I am very happy with Five-Tens. It's the rubber! I don't have the Impacts, but some older Five-Ten Mountain Master shoes I already had. Look in discount ads for "approach" shoes with sticky rubber. Others besides Five-Ten might work (Boreal, La Sportiva, Garmont, other climbing shoe brands). But when my Mtn Masters wear out I will get Impacts.


----------



## GF_TASS (Oct 3, 2006)

*Update Round 2*

The Avias didn't work nearly as well as I had hoped on rough surfaces. I began feeling less confident with them as the surface became rougher. OK, go ahead...tell me you all told me so I ended up finding a decent pair of Vans with the waffle souls and will be giving them a go this weekend. Sorry all, I guess I can be a bit dense at times

I'll still keep an eye out for a good deal on Five Tens. Thanks all for your help and input.


----------



## TC (Dec 6, 2006)

If you're riding rough stuff, you need a softer sole...go for the 5.10 and stop dickin' around. You just wasted money on the cheaper shoe and you're thinking about another cheaper shoe. You'll have two pairs of cheap shoes that will never add up the the Stealth tech rubber of the impacts. get them on sale at beyond bikes or, it you don't want to wait, pay full price at 5.10, but definitely do it now and enjoy the clipped in feeling these shoes will give you on your rides. good luck


----------



## TheBicFlic (Nov 26, 2006)

They may not be the "toughest"shoe, but I have gotten some really good stick on my pedals with my Adidas, their flat and rubbery bottom just works.


----------



## ValerieNV (Jan 18, 2007)

I ride in the Ariat Duma . It's designed for endurance horse riding but all those features make it great for mt. biking .

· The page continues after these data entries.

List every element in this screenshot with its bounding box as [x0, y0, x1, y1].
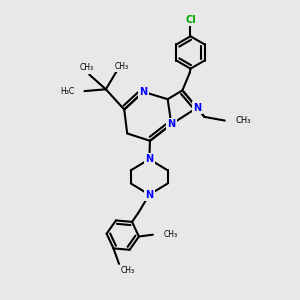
Text: CH₃: CH₃ — [114, 62, 128, 71]
Text: N: N — [167, 119, 175, 129]
Text: H₃C: H₃C — [60, 87, 74, 96]
Text: CH₃: CH₃ — [236, 116, 251, 125]
Text: N: N — [145, 190, 153, 200]
Text: Cl: Cl — [185, 15, 196, 25]
Text: N: N — [145, 154, 153, 164]
Text: CH₃: CH₃ — [163, 230, 177, 239]
Text: CH₃: CH₃ — [121, 266, 135, 275]
Text: N: N — [139, 87, 147, 97]
Text: N: N — [193, 103, 201, 113]
Text: CH₃: CH₃ — [80, 63, 94, 72]
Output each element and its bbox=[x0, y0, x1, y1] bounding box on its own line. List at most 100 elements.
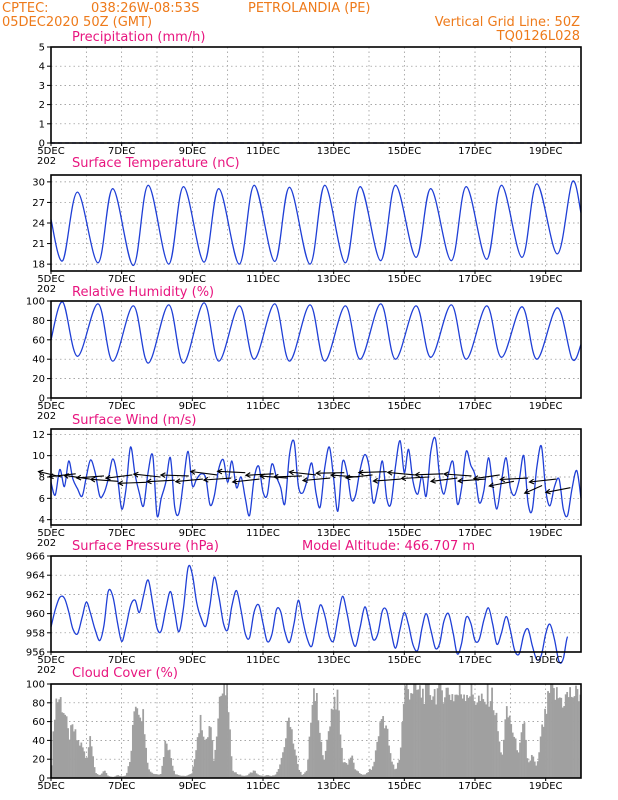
cloud-cover-bar bbox=[118, 775, 121, 778]
cloud-cover-bar bbox=[302, 774, 305, 778]
cloud-cover-bar bbox=[74, 729, 77, 778]
cloud-cover-bar bbox=[449, 700, 452, 778]
wind-arrow-shaft bbox=[175, 478, 203, 483]
header-location: PETROLANDIA (PE) bbox=[248, 1, 370, 16]
cloud-cover-bar bbox=[329, 726, 332, 778]
temp-xtick-label: 13DEC bbox=[317, 274, 351, 285]
wind-arrow-head bbox=[288, 469, 295, 476]
cloud-cover-bar bbox=[366, 772, 368, 778]
pressure-year-stub: 202 bbox=[37, 665, 56, 676]
cloud-cover-bar bbox=[235, 772, 237, 778]
cloud-cover-bar bbox=[420, 697, 423, 778]
wind-arrow bbox=[528, 478, 557, 485]
wind-arrow-head bbox=[117, 480, 124, 487]
pressure-ytick-label: 966 bbox=[26, 552, 45, 563]
cloud-cover-bar bbox=[218, 696, 221, 778]
cloud-cover-bar bbox=[134, 706, 137, 778]
cloud-cover-bar bbox=[311, 704, 314, 778]
cloud-cover-bar bbox=[371, 766, 374, 778]
cloud-cover-bar bbox=[95, 773, 97, 778]
cloud-cover-bar bbox=[285, 738, 287, 778]
wind-arrow-shaft bbox=[217, 470, 246, 474]
cloud-cover-bar bbox=[482, 699, 485, 778]
pressure-ytick-label: 962 bbox=[26, 590, 45, 601]
cloud-cover-bar bbox=[53, 719, 56, 778]
wind-arrow-head bbox=[544, 488, 551, 495]
cloud-cover-bar bbox=[442, 703, 445, 778]
cloud-cover-bar bbox=[292, 743, 295, 778]
wind-arrow-head bbox=[400, 475, 407, 482]
wind-arrow-shaft bbox=[316, 472, 345, 474]
wind-xtick-label: 9DEC bbox=[179, 528, 206, 539]
header-coordinates: 038:26W-08:53S bbox=[91, 1, 199, 16]
wind-arrow bbox=[231, 478, 260, 485]
cloud-cover-bar bbox=[215, 736, 218, 778]
cloud-cover-bar bbox=[545, 713, 548, 778]
cloud-cover-bar bbox=[148, 769, 150, 778]
wind-arrow-head bbox=[386, 469, 393, 476]
temp-ytick-label: 27 bbox=[32, 198, 45, 209]
cloud-cover-bar bbox=[351, 755, 354, 778]
rh-frame bbox=[50, 300, 582, 399]
cloud-cover-bar bbox=[126, 772, 128, 778]
wind-arrow-shaft bbox=[190, 470, 218, 476]
cloud-ytick-label: 80 bbox=[32, 698, 45, 709]
cloud-cover-bar bbox=[104, 770, 106, 778]
cloud-cover-bar bbox=[530, 754, 533, 778]
pressure-title: Surface Pressure (hPa) bbox=[72, 539, 219, 554]
wind-arrow bbox=[174, 478, 203, 485]
cloud-cover-bar bbox=[149, 771, 152, 778]
rh-xtick-label: 19DEC bbox=[529, 401, 563, 412]
precip-ytick-label: 1 bbox=[39, 119, 45, 130]
cloud-xtick-label: 15DEC bbox=[387, 781, 421, 792]
wind-arrow-head bbox=[62, 473, 69, 479]
wind-arrow bbox=[315, 470, 345, 476]
cloud-cover-bar bbox=[157, 774, 159, 778]
wind-arrow-head bbox=[414, 471, 421, 478]
cloud-cover-bar bbox=[257, 774, 259, 778]
cloud-cover-bar bbox=[81, 747, 84, 778]
cloud-cover-bar bbox=[335, 709, 337, 778]
precip-ytick-label: 2 bbox=[39, 100, 45, 111]
cloud-cover-bar bbox=[398, 759, 401, 778]
cloud-cover-bar bbox=[533, 761, 536, 778]
cloud-cover-bar bbox=[89, 736, 92, 778]
cloud-cover-bar bbox=[161, 765, 164, 778]
rh-xtick-label: 17DEC bbox=[458, 401, 492, 412]
rh-xtick-label: 7DEC bbox=[108, 401, 135, 412]
wind-ytick-label: 10 bbox=[32, 451, 45, 462]
wind-arrow bbox=[145, 478, 175, 485]
rh-xtick-label: 13DEC bbox=[317, 401, 351, 412]
pressure-xtick-label: 11DEC bbox=[246, 655, 280, 666]
cloud-cover-bar bbox=[78, 745, 81, 778]
cloud-cover-bar bbox=[155, 774, 158, 778]
cloud-cover-bar bbox=[252, 770, 255, 778]
cloud-cover-bar bbox=[388, 745, 390, 778]
wind-arrow-head bbox=[315, 470, 321, 476]
pressure-ytick-label: 964 bbox=[26, 571, 45, 582]
cloud-cover-bar bbox=[202, 736, 205, 778]
wind-arrow-head bbox=[329, 472, 336, 479]
cloud-cover-bar bbox=[435, 704, 438, 778]
cloud-cover-bar bbox=[61, 712, 64, 778]
cloud-cover-bar bbox=[470, 684, 473, 778]
cloud-cover-bar bbox=[389, 753, 392, 778]
cloud-cover-bar bbox=[500, 752, 502, 778]
cloud-cover-bar bbox=[558, 697, 561, 778]
cloud-cover-bar bbox=[486, 684, 489, 778]
wind-arrow-head bbox=[202, 476, 209, 483]
cloud-cover-bar bbox=[419, 685, 421, 778]
cloud-cover-bar bbox=[473, 701, 476, 778]
cloud-cover-bar bbox=[283, 747, 286, 778]
wind-arrow bbox=[372, 477, 401, 484]
cloud-cover-bar bbox=[514, 738, 517, 778]
cloud-cover-bar bbox=[208, 726, 211, 778]
cloud-cover-bar bbox=[189, 774, 192, 778]
cloud-cover-bar bbox=[80, 742, 83, 778]
cloud-cover-bar bbox=[230, 756, 233, 778]
cloud-cover-bar bbox=[129, 761, 131, 778]
wind-arrow-head bbox=[372, 477, 379, 484]
cloud-xtick-label: 9DEC bbox=[179, 781, 206, 792]
precip-ytick-label: 0 bbox=[39, 139, 45, 150]
cloud-cover-bar bbox=[427, 684, 430, 778]
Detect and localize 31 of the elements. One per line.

http://www.ariat.com/products_detail.aspx?cid=1&scid=13&pid=280


----------



## GF_TASS (Oct 3, 2006)

PTownDiddy said:


> If you're riding rough stuff, you need a softer sole...go for the 5.10 and stop dickin' around. You just wasted money on the cheaper shoe and you're thinking about another cheaper shoe. You'll have two pairs of cheap shoes that will never add up the the Stealth tech rubber of the impacts. get them on sale at beyond bikes or, it you don't want to wait, pay full price at 5.10, but definitely do it now and enjoy the clipped in feeling these shoes will give you on your rides. good luck


Actually I didn't waste any cash as I needed some new shoes anyway. What I was hoping to acomplish for now is to not spend the $$$ on biking specific shoes. if and When I buy the Five Tens, that wil be all I'll use them for. For now, I just need to get by until my clipped-in related injury heals. I'm still debating the to clipless or not to clipless issue at this point.


----------



## alm80 (Jun 16, 2006)

Ive had great luck with my avia cantilever sole cross trainers, and the concave platform pedals from Kona both are cheap and easy to come by


----------